Im Laufe meines Lebens habe ich viele Argumente derjenigen zur Kenntnis genommen, die sich entschieden haben, die Abtreibung zu unterstützen (oder im Falle einiger Frauen sogar für die Durchführung einer Abtreibung). Was mich am meisten verwunderte, war, dass einige Menschen keinen Widerspruch zwischen der Unterstützung der Abtreibung und dem Glauben an den christlichen Gott sahen. Es geht nicht nur darum, dass sie ihre Haltung nicht als verbrecherisch ansahen (und Mord/Abtreibung ist eine abscheuliche Sünde). Aber ihnen war nicht bewusst, dass der Sohn Gottes selbst, die zweite Person der Heiligen Dreiheit, Mensch geworden ist und neun Monate lang als Mensch im Schoß der Mutter Gottes heranwuchs. Allein aus dieser Tatsache kann ein Christ leicht ableiten, dass das, was sich in der Gebärmutter einer Frau befindet, weder ein „Zellhaufen“ noch nur irgendeine Art lebendiger Organismus sein kann. Wenn er wirklich glaubt, dass Jesus Christus wahrer Gott und wahrer Mensch ist, dann glaubt er auch, dass er nicht nur vor seiner Fleischwerdung eine Person war, sondern auch nach der Verkündigung, als die Jungfrau Maria, nachdem sie zum Erzengel Gabriel das Wort des Heils für die Menschheit gesprochen hatte: „Mir geschehe nach deinem Wort“, in ihrem Schoß mit „der Kraft des Höchsten“ (vgl. Lk 1,35 und 38) ein göttliches Kind und nicht eine noch undefinierte Ansammlung von Zellen geboren wurde. Der Sohn Gottes nahm in diesem Augenblick die menschliche Natur an, d.h. den menschlichen Leib und die menschliche Seele. Die christliche Sichtweise steht also in augenscheinlichem Widerspruch zu derjenigen der Befürworter des Rechts auf Abtreibung. Manche sehen diesen Widerspruch jedoch nicht nur nicht, sondern suchen sogar nach biblischen Gründen, um ihre Sünde zu rechtfertigen – sei es Abtreibung, Homosexualität, Unzucht oder anderes.

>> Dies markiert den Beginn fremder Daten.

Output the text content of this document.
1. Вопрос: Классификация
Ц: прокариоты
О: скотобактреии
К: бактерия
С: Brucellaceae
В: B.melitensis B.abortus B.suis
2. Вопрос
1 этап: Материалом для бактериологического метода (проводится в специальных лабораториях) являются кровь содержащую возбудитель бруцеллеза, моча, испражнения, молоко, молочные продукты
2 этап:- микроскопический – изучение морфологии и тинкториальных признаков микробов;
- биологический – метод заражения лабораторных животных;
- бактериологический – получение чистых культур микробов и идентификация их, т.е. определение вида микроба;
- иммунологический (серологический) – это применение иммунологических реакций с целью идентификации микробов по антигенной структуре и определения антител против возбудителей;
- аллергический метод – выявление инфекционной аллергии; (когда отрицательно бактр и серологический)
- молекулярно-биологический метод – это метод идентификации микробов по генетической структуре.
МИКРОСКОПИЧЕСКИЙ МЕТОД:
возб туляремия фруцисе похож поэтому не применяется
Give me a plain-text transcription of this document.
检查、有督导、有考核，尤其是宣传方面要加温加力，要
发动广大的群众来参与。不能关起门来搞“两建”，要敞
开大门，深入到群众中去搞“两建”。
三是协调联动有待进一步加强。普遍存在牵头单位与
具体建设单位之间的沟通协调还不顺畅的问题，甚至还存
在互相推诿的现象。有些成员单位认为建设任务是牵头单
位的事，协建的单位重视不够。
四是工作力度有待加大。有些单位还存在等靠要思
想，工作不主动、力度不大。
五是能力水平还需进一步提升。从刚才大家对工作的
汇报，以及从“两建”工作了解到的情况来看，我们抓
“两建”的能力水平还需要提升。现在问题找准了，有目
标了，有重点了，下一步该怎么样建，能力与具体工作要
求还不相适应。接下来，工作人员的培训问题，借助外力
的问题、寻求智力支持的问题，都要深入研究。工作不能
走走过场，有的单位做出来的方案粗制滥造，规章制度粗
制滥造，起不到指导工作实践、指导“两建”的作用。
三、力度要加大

Der erste Schritt wäre also genau dies: entweder den christlichen Glauben vollkommen anzunehmen oder zu akzeptieren, dass wir uns außerhalb des Willens Gottes befinden, wenn wir zu kriminellen Handlungen wie der Abtreibung greifen. Auch nach zweitausend Jahren haben wir nicht verstanden, dass wir nicht gleichzeitig bei Gott und beim Mammon sein können (vgl. Matthäus 6,24; Lukas 16,13). Wir betrügen nicht nur uns selbst, wenn wir etwas anderes glauben, sondern fügen auch anderen großen Schaden zu, nämlich unschuldigen Seelen, die in den Leibern derer getötet wurden, die ihnen Liebe und Schutz hätten geben sollen. Ich habe irgendwo gehört, dass der Mutterleib statistisch gesehen zum gefährlichsten Ort der Welt geworden ist. Aber können wir diejenige, die sich für eine Abtreibung entschieden hat, noch mit diesem süßen Wort – Mutter – bezeichnen? Ich glaube schon. Eine solche Frau ist immer noch eine Mutter, selbst wenn sie alle Kinder, die im Laufe der Zeit in ihrem Leib gezeugt wurden, abtreibt. Denn „eine Abtreibung macht sie nicht »unschwanger«, sondern zur Mutter eines toten Kindes“. Oder den Mann zum Vater eines toten Kindes, denn es gibt viele Männer, die zu einer Abtreibung anstiften. Diese Worte fassen auf tragische Weise eine Plage zusammen, die die Menschheit zunehmend zu ergreifen scheint – die Tötung von Babys. Es liegt an jedem von uns, diese Plage auszurotten.

Quelle:

Ersterscheinung in rumänischer Sprache: https://doxologia.ro/puncte-de-vedere/un-avort-nu-te-face-neinsarcinata-ci-mama-unui-copil-mort

Priester Constantin Sturzu

Der Autor ist Berater des Bereichs Kommunikation und Public Relations der Erzdiözese von Iaşi und Sprecher der Metropolie von Moldawien und der Bukowina. Er ist Doktor der Philosophie, Autor zahlreicher Zeitschriftenartikel und Produzent von Radio- und Fernsehsendungen.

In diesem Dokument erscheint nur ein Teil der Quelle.